Il Comune di Perugia ha emesso un’ordinanza urgente di bonifica e messa in sicurezza in seguito al ritrovamento di esche avvelenate in via del Lauro, nel cuore del centro storico, nell’area di San Francesco al Prato. Il provvedimento, adottato dalla sindaca Vittoria Ferdandi, è stato disposto a tutela della salute pubblica, della sicurezza degli animali e dell’ambiente, dopo la segnalazione ufficiale riportata sul Portale nazionale degli avvelenamenti e l’analisi di campioni prelevati sul posto che hanno attestato la presenza di bocconi sospetti.
L'ordinanza, firmata dalla sindaca Vittoria Ferdinandi, prevede misure immediate e di carattere cautelativo. Tra queste, la collocazione di cartelli di allerta lungo via del Lauro, la delimitazione dell’area interessata e l’attivazione delle procedure di bonifica, con rimozione e smaltimento dei materiali secondo le normative vigenti. Le operazioni sono affidate al Servizio di Sicurezza del Comune e al Dipartimento di Prevenzione di Usl Umbria 1.
Il provvedimento dispone inoltre l’intensificazione dei controlli sul territorio per prevenire e reprimere eventuali comportamenti illeciti legati alla dispersione di veleni in ambiente urbano, con il coinvolgimento del Nucleo Carabinieri Forestali di Perugia.
La segnalazione iniziale, pervenuta tramite il Portale nazionale degli avvelenamenti, ha attivato il protocollo previsto in questi casi: sopralluogo, prelievo dei campioni e verifiche analitiche. L’esito ha confermato la natura pericolosa dei bocconi rinvenuti, determinando l’adozione dell’ordinanza. Le forze dell’ordine stanno ora conducendo accertamenti per individuare eventuali responsabilità e per verificare se vi siano ulteriori punti a rischio nelle aree limitrofe.
Particolare attenzione è rivolta alla tutela degli animali domestici nelle aree interessate dall’ordinanza. I proprietari sono tenuti a condurre i propri animali con museruola o altro dispositivo di sicurezza idoneo e a mantenere costantemente il controllo sugli stessi, per prevenire l’ingestione accidentale di esche avvelenate. Il Comune sottolinea inoltre l’obbligo di utilizzare il guinzaglio e invita a evitare soste prolungate nelle zone segnalate fino al termine delle operazioni di bonifica.
Il Servizio Veterinario di Sanità Animale di Usl Umbria 1 raccomanda, in caso di avvistamento di materiale sospetto, di non toccarlo e di non tentare la rimozione autonoma. È necessario segnalare immediatamente il ritrovamento agli uffici competenti, consentendo l’intervento degli operatori specializzati. La misura è finalizzata a prevenire contaminazioni secondarie e a tutelare la salute delle persone, in particolare dei bambini, oltre a quella degli animali.
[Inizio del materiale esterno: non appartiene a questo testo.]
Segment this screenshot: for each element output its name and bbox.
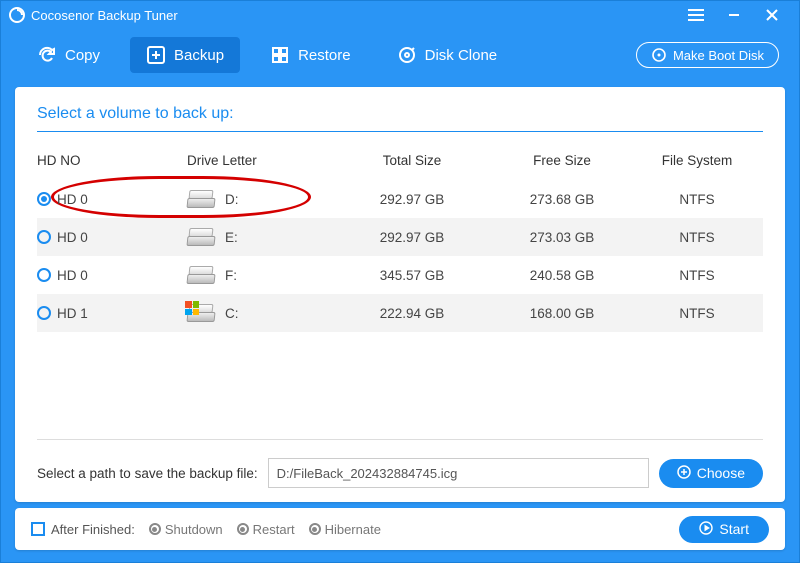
drive-icon (187, 228, 215, 246)
main-panel: Select a volume to back up: HD NO Drive … (15, 87, 785, 502)
volume-radio[interactable] (37, 268, 51, 282)
hibernate-radio[interactable] (309, 523, 321, 535)
drive-letter: F: (225, 268, 237, 283)
drive-icon (187, 190, 215, 208)
restore-icon (270, 45, 290, 65)
restore-label: Restore (298, 47, 351, 64)
copy-icon (37, 45, 57, 65)
bootdisk-icon (651, 47, 667, 63)
titlebar: Cocosenor Backup Tuner (1, 1, 799, 29)
drive-letter: E: (225, 230, 238, 245)
after-finished-checkbox[interactable] (31, 522, 45, 536)
copy-tab[interactable]: Copy (21, 37, 116, 73)
bottom-bar: After Finished: Shutdown Restart Hiberna… (15, 508, 785, 550)
after-option-hibernate[interactable]: Hibernate (309, 522, 381, 537)
filesystem: NTFS (637, 230, 757, 245)
copy-label: Copy (65, 47, 100, 64)
shutdown-radio[interactable] (149, 523, 161, 535)
total-size: 292.97 GB (337, 230, 487, 245)
plus-icon (677, 465, 691, 482)
menu-button[interactable] (677, 1, 715, 29)
filesystem: NTFS (637, 306, 757, 321)
after-option-restart[interactable]: Restart (237, 522, 295, 537)
col-drive: Drive Letter (187, 153, 337, 168)
hdno-value: HD 0 (57, 230, 88, 245)
diskclone-label: Disk Clone (425, 47, 498, 64)
path-label: Select a path to save the backup file: (37, 466, 258, 481)
main-toolbar: Copy Backup Restore Disk Clone Make Boo (1, 29, 799, 81)
volume-table-body: HD 0 D: 292.97 GB 273.68 GB NTFS HD 0 (37, 180, 763, 332)
backup-icon (146, 45, 166, 65)
drive-letter: D: (225, 192, 239, 207)
col-fs: File System (637, 153, 757, 168)
free-size: 273.03 GB (487, 230, 637, 245)
minimize-button[interactable] (715, 1, 753, 29)
filesystem: NTFS (637, 192, 757, 207)
backup-tab[interactable]: Backup (130, 37, 240, 73)
volume-radio[interactable] (37, 230, 51, 244)
restart-radio[interactable] (237, 523, 249, 535)
volume-row[interactable]: HD 1 C: 222.94 GB 168.00 GB NTFS (37, 294, 763, 332)
app-title: Cocosenor Backup Tuner (31, 8, 178, 23)
volume-row[interactable]: HD 0 D: 292.97 GB 273.68 GB NTFS (37, 180, 763, 218)
choose-button[interactable]: Choose (659, 459, 763, 488)
restart-label: Restart (253, 522, 295, 537)
volume-row[interactable]: HD 0 F: 345.57 GB 240.58 GB NTFS (37, 256, 763, 294)
after-finished-label: After Finished: (51, 522, 135, 537)
volume-row[interactable]: HD 0 E: 292.97 GB 273.03 GB NTFS (37, 218, 763, 256)
filesystem: NTFS (637, 268, 757, 283)
free-size: 168.00 GB (487, 306, 637, 321)
panel-title: Select a volume to back up: (37, 105, 763, 132)
play-icon (699, 521, 713, 538)
backup-label: Backup (174, 47, 224, 64)
shutdown-label: Shutdown (165, 522, 223, 537)
restore-tab[interactable]: Restore (254, 37, 367, 73)
drive-icon (187, 266, 215, 284)
windows-badge-icon (185, 301, 199, 315)
backup-path-row: Select a path to save the backup file: C… (37, 439, 763, 488)
close-button[interactable] (753, 1, 791, 29)
drive-icon-windows (187, 304, 215, 322)
volume-radio[interactable] (37, 306, 51, 320)
free-size: 273.68 GB (487, 192, 637, 207)
hdno-value: HD 0 (57, 268, 88, 283)
total-size: 345.57 GB (337, 268, 487, 283)
drive-letter: C: (225, 306, 239, 321)
free-size: 240.58 GB (487, 268, 637, 283)
total-size: 292.97 GB (337, 192, 487, 207)
bootdisk-label: Make Boot Disk (673, 48, 764, 63)
col-free: Free Size (487, 153, 637, 168)
start-label: Start (719, 521, 749, 537)
volume-table-header: HD NO Drive Letter Total Size Free Size … (37, 140, 763, 180)
diskclone-tab[interactable]: Disk Clone (381, 37, 514, 73)
app-logo-icon (9, 7, 25, 23)
total-size: 222.94 GB (337, 306, 487, 321)
volume-radio[interactable] (37, 192, 51, 206)
col-hdno: HD NO (37, 153, 187, 168)
after-option-shutdown[interactable]: Shutdown (149, 522, 223, 537)
backup-path-input[interactable] (268, 458, 649, 488)
app-window: Cocosenor Backup Tuner Copy Backup (0, 0, 800, 563)
start-button[interactable]: Start (679, 516, 769, 543)
hdno-value: HD 1 (57, 306, 88, 321)
hibernate-label: Hibernate (325, 522, 381, 537)
hdno-value: HD 0 (57, 192, 88, 207)
col-total: Total Size (337, 153, 487, 168)
diskclone-icon (397, 45, 417, 65)
make-boot-disk-button[interactable]: Make Boot Disk (636, 42, 779, 68)
choose-label: Choose (697, 465, 745, 481)
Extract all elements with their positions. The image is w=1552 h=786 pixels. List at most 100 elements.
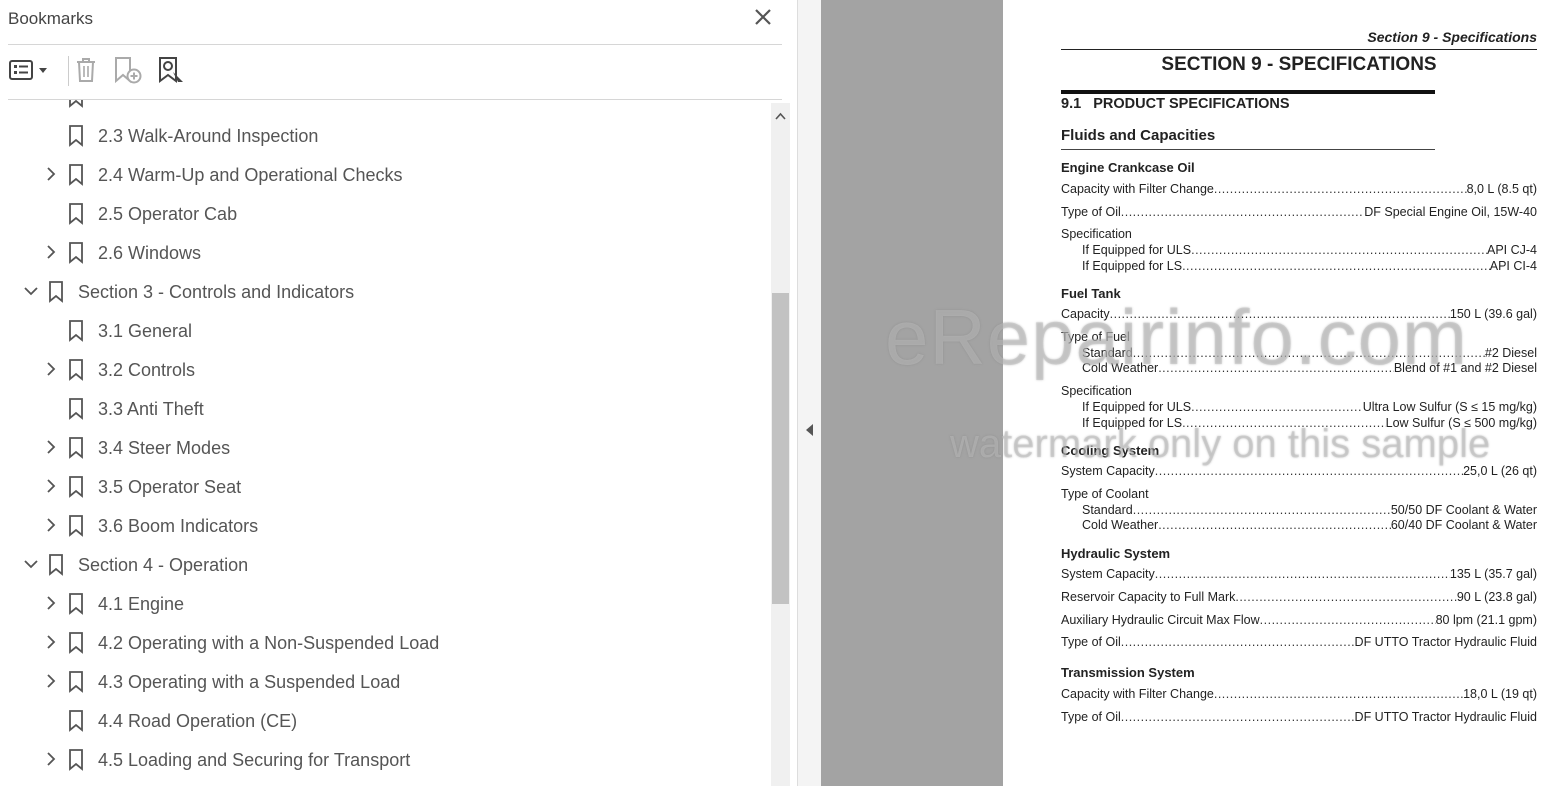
chevron-right-icon[interactable] bbox=[43, 673, 59, 689]
watermark-text: watermark only on this sample bbox=[950, 422, 1491, 466]
spec-value: 18,0 L (19 qt) bbox=[1463, 687, 1537, 701]
bookmark-label: Section 4 - Operation bbox=[78, 555, 249, 575]
subheading: 9.1 PRODUCT SPECIFICATIONS bbox=[1061, 96, 1290, 112]
chevron-right-icon[interactable] bbox=[43, 517, 59, 533]
close-icon bbox=[755, 9, 771, 25]
options-menu-button[interactable] bbox=[8, 52, 52, 88]
close-panel-button[interactable] bbox=[752, 6, 774, 28]
bookmark-icon bbox=[69, 437, 83, 459]
divider bbox=[8, 44, 782, 45]
bookmark-row[interactable]: 3.3 Anti Theft bbox=[0, 390, 770, 429]
chevron-down-icon[interactable] bbox=[23, 283, 39, 299]
spec-line: If Equipped for ULS API CJ-4 bbox=[1082, 243, 1537, 257]
bookmark-row[interactable]: 4.1 Engine bbox=[0, 585, 770, 624]
chevron-right-icon[interactable] bbox=[43, 361, 59, 377]
section-heading: Hydraulic System bbox=[1061, 546, 1171, 561]
bookmark-icon bbox=[69, 476, 83, 498]
new-bookmark-button[interactable] bbox=[112, 52, 146, 88]
spec-line: If Equipped for LS API CI-4 bbox=[1082, 259, 1537, 273]
spec-label: Auxiliary Hydraulic Circuit Max Flow bbox=[1061, 613, 1260, 627]
bookmark-icon bbox=[49, 554, 63, 576]
chevron-right-icon[interactable] bbox=[43, 634, 59, 650]
bookmark-row[interactable]: 3.6 Boom Indicators bbox=[0, 507, 770, 546]
bookmark-label: 4.5 Loading and Securing for Transport bbox=[98, 750, 411, 770]
bookmark-icon bbox=[69, 749, 83, 771]
section-heading: Engine Crankcase Oil bbox=[1061, 160, 1195, 175]
bookmark-label: 4.3 Operating with a Suspended Load bbox=[98, 672, 401, 692]
chevron-down-icon[interactable] bbox=[23, 556, 39, 572]
rule bbox=[1061, 49, 1537, 50]
bookmark-label: 3.6 Boom Indicators bbox=[98, 516, 259, 536]
bookmark-row[interactable]: 4.5 Loading and Securing for Transport bbox=[0, 741, 770, 780]
bookmark-row[interactable]: Section 4 - Operation bbox=[0, 546, 770, 585]
spec-value: DF UTTO Tractor Hydraulic Fluid bbox=[1354, 635, 1537, 649]
trash-icon bbox=[77, 58, 95, 82]
spec-value: DF UTTO Tractor Hydraulic Fluid bbox=[1354, 710, 1537, 724]
chevron-right-icon[interactable] bbox=[43, 439, 59, 455]
spec-label: Reservoir Capacity to Full Mark bbox=[1061, 590, 1236, 604]
spec-line: Capacity with Filter Change 18,0 L (19 qt… bbox=[1061, 687, 1537, 701]
bookmark-icon bbox=[69, 203, 83, 225]
spec-label: System Capacity bbox=[1061, 567, 1155, 581]
spec-value: DF Special Engine Oil, 15W-40 bbox=[1364, 205, 1537, 219]
chevron-right-icon[interactable] bbox=[43, 751, 59, 767]
bookmark-row[interactable]: 3.5 Operator Seat bbox=[0, 468, 770, 507]
bookmark-row[interactable]: 2.3 Walk-Around Inspection bbox=[0, 117, 770, 156]
running-head: Section 9 - Specifications bbox=[1367, 29, 1537, 45]
chevron-right-icon[interactable] bbox=[43, 478, 59, 494]
bookmark-label: 3.5 Operator Seat bbox=[98, 477, 242, 497]
spec-line: Auxiliary Hydraulic Circuit Max Flow 80 l… bbox=[1061, 613, 1537, 627]
bookmark-label: 2.3 Walk-Around Inspection bbox=[98, 126, 319, 146]
bookmark-row[interactable]: 2.4 Warm-Up and Operational Checks bbox=[0, 156, 770, 195]
toolbar-separator bbox=[68, 56, 69, 86]
bookmark-row[interactable]: 3.2 Controls bbox=[0, 351, 770, 390]
add-bookmark-icon bbox=[115, 57, 142, 84]
chevron-right-icon[interactable] bbox=[43, 244, 59, 260]
bookmark-icon bbox=[69, 320, 83, 342]
panel-splitter[interactable] bbox=[797, 0, 822, 786]
rule bbox=[1061, 149, 1435, 150]
bookmark-row[interactable]: 3.4 Steer Modes bbox=[0, 429, 770, 468]
chevron-right-icon[interactable] bbox=[43, 166, 59, 182]
bookmark-row[interactable]: 2.6 Windows bbox=[0, 234, 770, 273]
bookmark-icon bbox=[69, 398, 83, 420]
spec-label: If Equipped for LS bbox=[1082, 259, 1183, 273]
bookmark-label: Section 3 - Controls and Indicators bbox=[78, 282, 355, 302]
bookmark-row[interactable]: 4.2 Operating with a Non-Suspended Load bbox=[0, 624, 770, 663]
collapse-panel-button[interactable] bbox=[803, 420, 817, 440]
spec-value: 80 lpm (21.1 gpm) bbox=[1435, 613, 1537, 627]
spec-value: #2 Diesel bbox=[1484, 346, 1537, 360]
bookmark-row[interactable]: Section 3 - Controls and Indicators bbox=[0, 273, 770, 312]
bookmark-icon bbox=[69, 242, 83, 264]
bookmark-label: 3.2 Controls bbox=[98, 360, 196, 380]
delete-bookmark-button[interactable] bbox=[74, 52, 98, 88]
spec-line: Reservoir Capacity to Full Mark 90 L (23.… bbox=[1061, 590, 1537, 604]
spec-value: 60/40 DF Coolant & Water bbox=[1390, 518, 1537, 532]
bookmark-row[interactable]: 3.1 General bbox=[0, 312, 770, 351]
spec-label: If Equipped for ULS bbox=[1082, 243, 1192, 257]
spec-value: Ultra Low Sulfur (S ≤ 15 mg/kg) bbox=[1362, 400, 1537, 414]
bookmark-row[interactable]: 4.4 Road Operation (CE) bbox=[0, 702, 770, 741]
spec-line: Cold Weather 60/40 DF Coolant & Water bbox=[1082, 518, 1537, 532]
spec-label: Type of Oil bbox=[1061, 635, 1121, 649]
scroll-up-button[interactable] bbox=[771, 106, 790, 126]
bookmark-icon bbox=[69, 710, 83, 732]
bookmark-icon bbox=[69, 125, 83, 147]
spec-label: Capacity with Filter Change bbox=[1061, 687, 1214, 701]
bookmark-icon bbox=[69, 671, 83, 693]
bookmark-label: 3.1 General bbox=[98, 321, 193, 341]
spec-value: 8,0 L (8.5 qt) bbox=[1466, 182, 1537, 196]
bookmark-icon bbox=[69, 100, 83, 108]
chevron-right-icon[interactable] bbox=[43, 595, 59, 611]
bookmark-label: 2.6 Windows bbox=[98, 243, 202, 263]
spec-line: Type of Oil DF Special Engine Oil, 15W-40 bbox=[1061, 205, 1537, 219]
find-bookmark-button[interactable] bbox=[156, 52, 186, 88]
bookmark-row[interactable]: 2.5 Operator Cab bbox=[0, 195, 770, 234]
scrollbar-thumb[interactable] bbox=[772, 293, 789, 604]
rule bbox=[1061, 90, 1435, 94]
bookmark-row[interactable]: 4.3 Operating with a Suspended Load bbox=[0, 663, 770, 702]
spec-line: System Capacity 135 L (35.7 gal) bbox=[1061, 567, 1537, 581]
watermark-text: eRepairinfo.com bbox=[885, 293, 1468, 381]
spec-line: Type of Oil DF UTTO Tractor Hydraulic Flu… bbox=[1061, 635, 1537, 649]
spec-line: Capacity with Filter Change 8,0 L (8.5 qt… bbox=[1061, 182, 1537, 196]
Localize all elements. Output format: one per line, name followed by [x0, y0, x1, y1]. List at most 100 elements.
Nel testo dell’ordinanza si evidenzia come la presenza di veleni in ambiente urbano rappresenti un grave rischio per la salute umana e per l’ecosistema: oltre ai potenziali effetti su cani e animali domestici, le esche possono colpire fauna selvatica e uccelli, con ricadute sull’equilibrio ambientale. L’atto sottolinea inoltre la necessità di un’azione tempestiva e coordinata per evitare ulteriori esposizioni e per ripristinare le condizioni di sicurezza.
Le verifiche in corso mirano a ricostruire l’origine dei bocconi e a individuare eventuali responsabili. La dispersione di sostanze pericolose in luogo pubblico configura fattispecie di rilievo penale e amministrativo. Il Nucleo Carabinieri Forestali, insieme alla polizia municipale, sta acquisendo elementi utili anche attraverso eventuali segnalazioni dei cittadini e l’analisi di immagini di videosorveglianza presenti nell’area.
Il Comune ha annunciato che, al termine delle operazioni di bonifica, verrà effettuata una verifica di sicurezza e sarà fornito un aggiornamento pubblico sugli esiti degli accertamenti. Fino ad allora restano in vigore le prescrizioni dell’ordinanza. I cittadini sono invitati a consultare i canali istituzionali del Comune di Perugia e di Usl Umbria 1 per eventuali comunicazioni e a collaborare con le autorità segnalando tempestivamente ogni elemento utile.